After speaking some more with the “powers that be” I decided to go forth with the ad units. You can find them on any product page at www.columbussupply.com. I tried to blend the ads into the theme of the site without hiding them entirely. The purpose of the ads is still for them to be clicked, but not to overpower the message of the product description, as the purpose of the product description is still to sell the product. Essentially, we’re trying to monetize the casual browser who is not really intending to buy anything but is rather looking around or comparison shopping. Those who are looking to buy something will buy something, ad click or not, since we really (actually) do have the best prices on the internet for virtually everything we sell.

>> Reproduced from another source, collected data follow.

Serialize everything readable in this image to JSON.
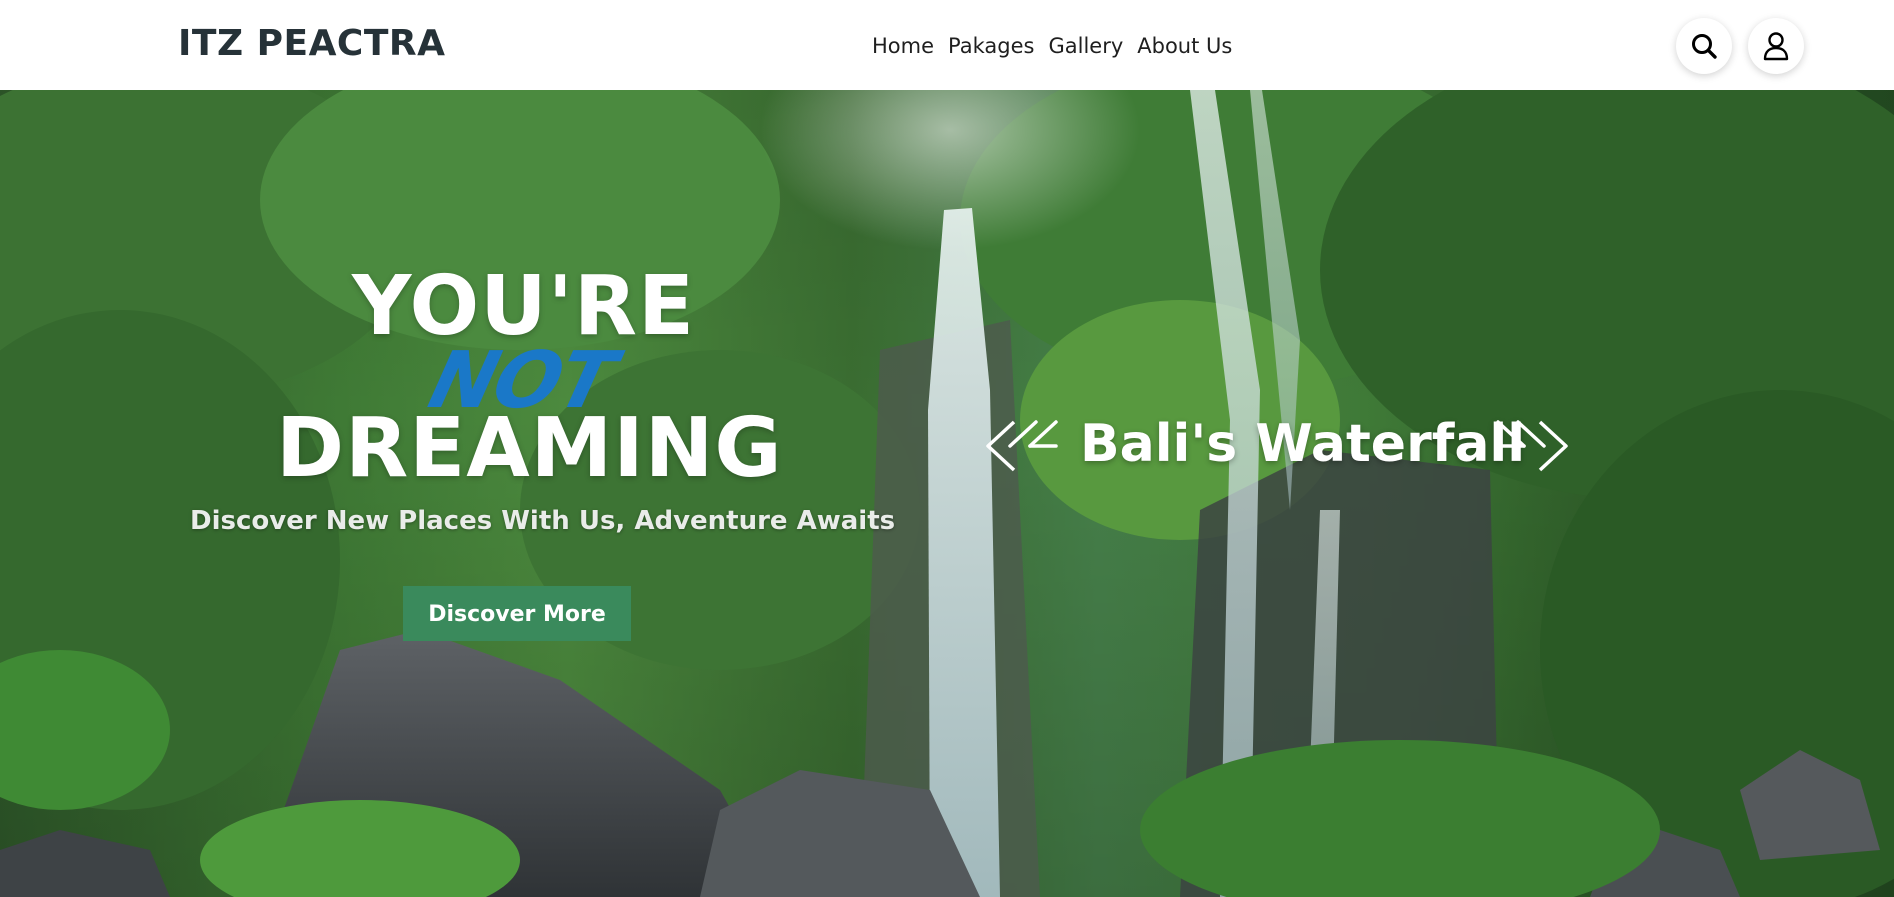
{
  "header": {
    "brand": "ITZ PEACTRA",
    "nav": [
      "Home",
      "Pakages",
      "Gallery",
      "About Us"
    ],
    "icons": [
      "search-icon",
      "user-icon"
    ]
  },
  "hero": {
    "headline_line1": "YOU'RE",
    "headline_line2": "NOT",
    "headline_line3": "DREAMING",
    "subtitle": "Discover New Places With Us, Adventure Awaits",
    "cta_label": "Discover More",
    "slide_title": "Bali's Waterfall",
    "colors": {
      "accent_blue": "#1a78c8",
      "cta_green": "#3a8a5c",
      "brand_text": "#263238"
    }
  }
}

I’m not new to adsense or the placement of ads. I am aware that the placement of the ad is not optimal for the best clickthroughs, but that’s not the point. I don’t want my customers to see an ad as the first thing on the page, but rather as they work their way down and have already been served the product description message. The primary goal is to sell products, and I feel that some people may get turned off if they are bombarded with ads as soon as they hit the page.

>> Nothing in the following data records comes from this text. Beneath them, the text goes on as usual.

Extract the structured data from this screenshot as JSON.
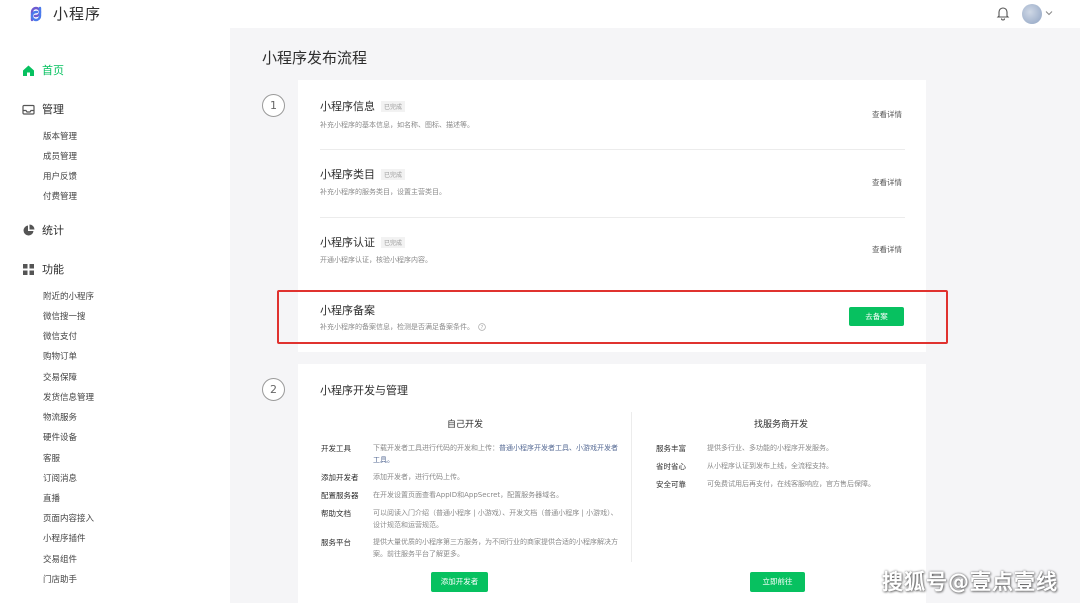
{
  "app": {
    "title": "小程序"
  },
  "sidebar": {
    "home": "首页",
    "manage": {
      "label": "管理",
      "items": [
        "版本管理",
        "成员管理",
        "用户反馈",
        "付费管理"
      ]
    },
    "stats": {
      "label": "统计"
    },
    "features": {
      "label": "功能",
      "items": [
        "附近的小程序",
        "微信搜一搜",
        "微信支付",
        "购物订单",
        "交易保障",
        "发货信息管理",
        "物流服务",
        "硬件设备",
        "客服",
        "订阅消息",
        "直播",
        "页面内容接入",
        "小程序插件",
        "交易组件",
        "门店助手"
      ]
    }
  },
  "main": {
    "title": "小程序发布流程",
    "step1": {
      "number": "1",
      "items": [
        {
          "title": "小程序信息",
          "badge": "已完成",
          "desc": "补充小程序的基本信息，如名称、图标、描述等。",
          "action": "查看详情"
        },
        {
          "title": "小程序类目",
          "badge": "已完成",
          "desc": "补充小程序的服务类目，设置主营类目。",
          "action": "查看详情"
        },
        {
          "title": "小程序认证",
          "badge": "已完成",
          "desc": "开通小程序认证，核验小程序内容。",
          "action": "查看详情"
        },
        {
          "title": "小程序备案",
          "badge": "",
          "desc": "补充小程序的备案信息，检测是否满足备案条件。",
          "action": "去备案"
        }
      ]
    },
    "step2": {
      "number": "2",
      "title": "小程序开发与管理",
      "self_dev": {
        "title": "自己开发",
        "rows": [
          {
            "label": "开发工具",
            "text": "下载开发者工具进行代码的开发和上传：",
            "link": "普通小程序开发者工具、小游戏开发者工具。"
          },
          {
            "label": "添加开发者",
            "text": "添加开发者，进行代码上传。",
            "link": ""
          },
          {
            "label": "配置服务器",
            "text": "在开发设置页面查看AppID和AppSecret，配置服务器域名。",
            "link": ""
          },
          {
            "label": "帮助文档",
            "text": "可以阅读入门介绍（普通小程序 | 小游戏）、开发文档（普通小程序 | 小游戏）、设计规范和运营规范。",
            "link": ""
          },
          {
            "label": "服务平台",
            "text": "提供大量优质的小程序第三方服务，为不同行业的商家提供合适的小程序解决方案。前往服务平台了解更多。",
            "link": ""
          }
        ],
        "button": "添加开发者"
      },
      "provider": {
        "title": "找服务商开发",
        "rows": [
          {
            "label": "服务丰富",
            "text": "提供多行业、多功能的小程序开发服务。"
          },
          {
            "label": "省时省心",
            "text": "从小程序认证到发布上线，全流程支持。"
          },
          {
            "label": "安全可靠",
            "text": "可免费试用后再支付，在线客服响应，官方售后保障。"
          }
        ],
        "button": "立即前往"
      }
    }
  },
  "watermark": "搜狐号@壹点壹线",
  "colors": {
    "accent": "#07c160",
    "highlight": "#e0322f"
  }
}
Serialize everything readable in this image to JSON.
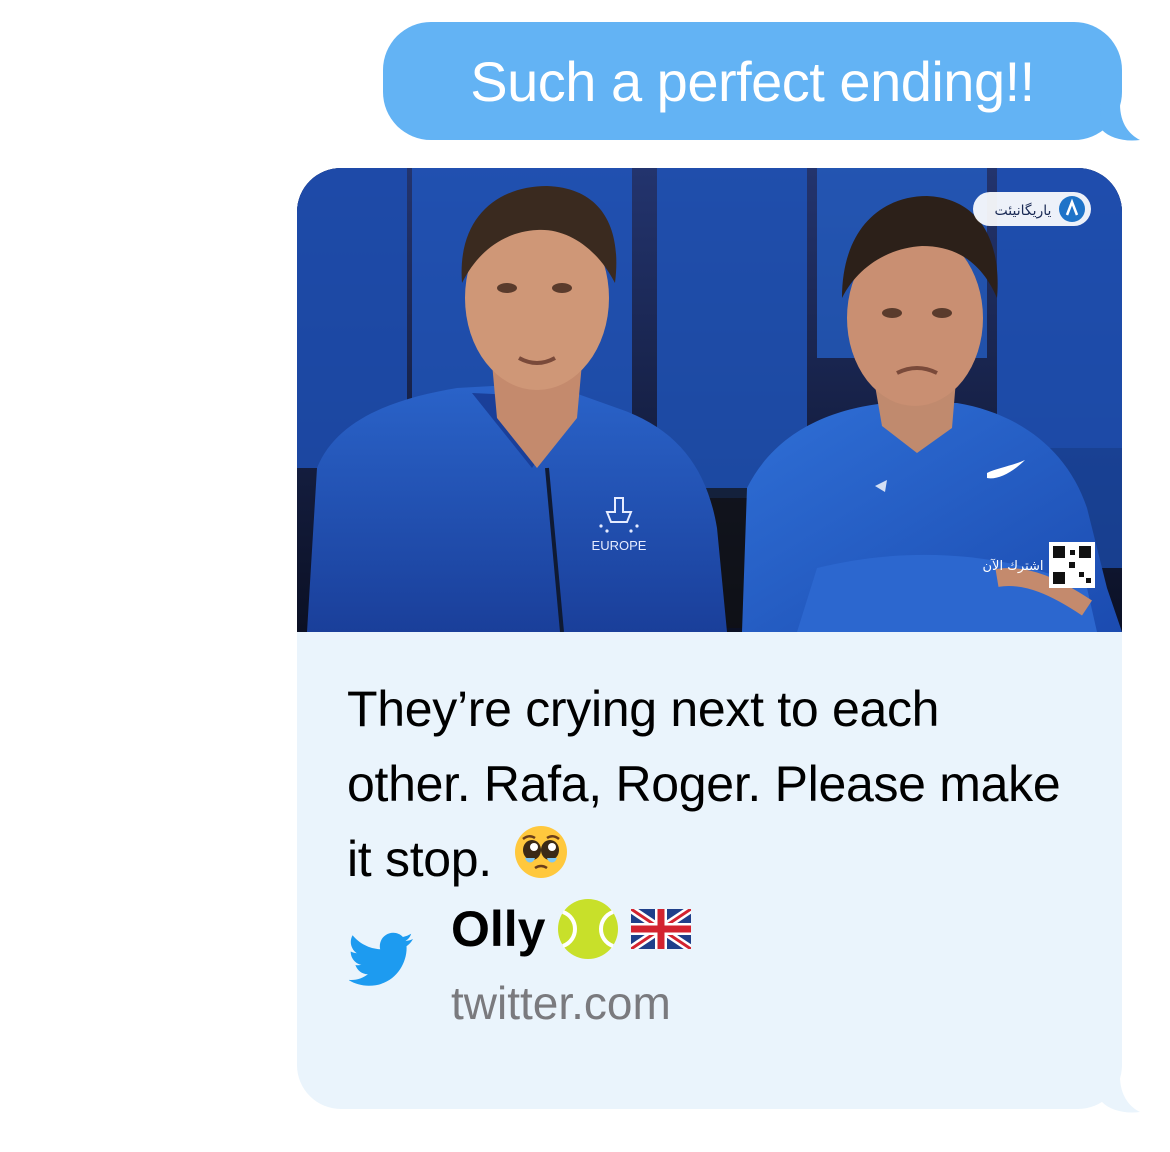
{
  "message": {
    "text": "Such a perfect ending!!",
    "bubble_color": "#63b3f4",
    "text_color": "#ffffff"
  },
  "link_preview": {
    "background_color": "#eaf4fc",
    "image": {
      "description_icon": "tennis-players-photo",
      "jacket_logo_text": "EUROPE",
      "watermark_text": "یاریگانیئت",
      "overlay_text": "اشترك الآن",
      "qr_icon": "qr-code-icon"
    },
    "title": "They’re crying next to each other. Rafa, Roger. Please make it stop.",
    "title_emoji": "pleading-face-emoji",
    "author": {
      "name": "Olly",
      "emoji_1": "tennis-ball-emoji",
      "emoji_2": "uk-flag-emoji"
    },
    "domain": "twitter.com",
    "site_icon": "twitter-bird-icon",
    "twitter_color": "#1d9bf0"
  }
}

I’m interested to hear feedback on how the ads are placed, if they’re too overbearing, too obvious, not obvious enough, whatever. Do the ads serve their purpose?

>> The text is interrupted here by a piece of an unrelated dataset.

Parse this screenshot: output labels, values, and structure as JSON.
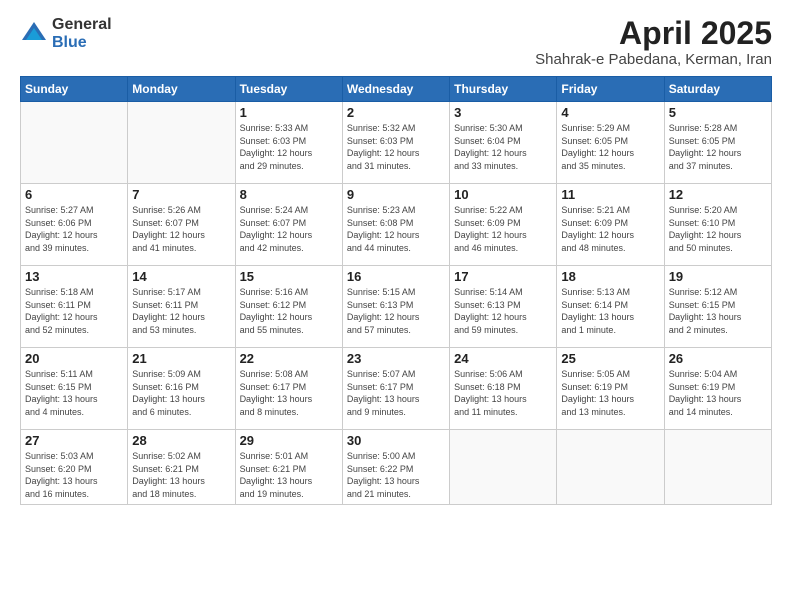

November 10, 2008 Posted by | Random | , | 2 Comments

To Advertise or Not To Advertise?

…that is indeed a troubling question for me and my ecommerce site. Many (if not most) sites on the intartrons leverage Google Adsense to drum up additional funds, and some make a decent profit from it. Up to this point I’ve resisted placing ads on the Columbus Supply website out of my desire to maintain a professional image for the company. We do not *need* the extra funds since we generate plenty from sales. However, we’ve started (not even started, have been) receiving some significant traffic for some time now and I can’t help but think how great it would be to supplement our company income with a bit of ad revenue.

I did a bit of research and discovered sites like amazon.com, woot.com, and buy.com do, in fact, have advertising spots in various locations throughout their site. These are pretty big sites that can be considered somewhat similar to ours. I also noticed that sites like newegg.com, grainger.com, and edarley.com do not have any advertising spots. I have admittedly tried to model a lot of our business off NewEgg’s, since I like the way they do things.

What are your thoughts on adding theme-matching, unobtrusive, responsibly-placed advertisements on the site? Would it ruin the “classiness” or “professionalism” of the site? Would it detract from the items and cause a possible dip in sales? Or do you think that it will provide a non-threatening way to cash in off the casual browser who does not necessarily intend to purchase from us?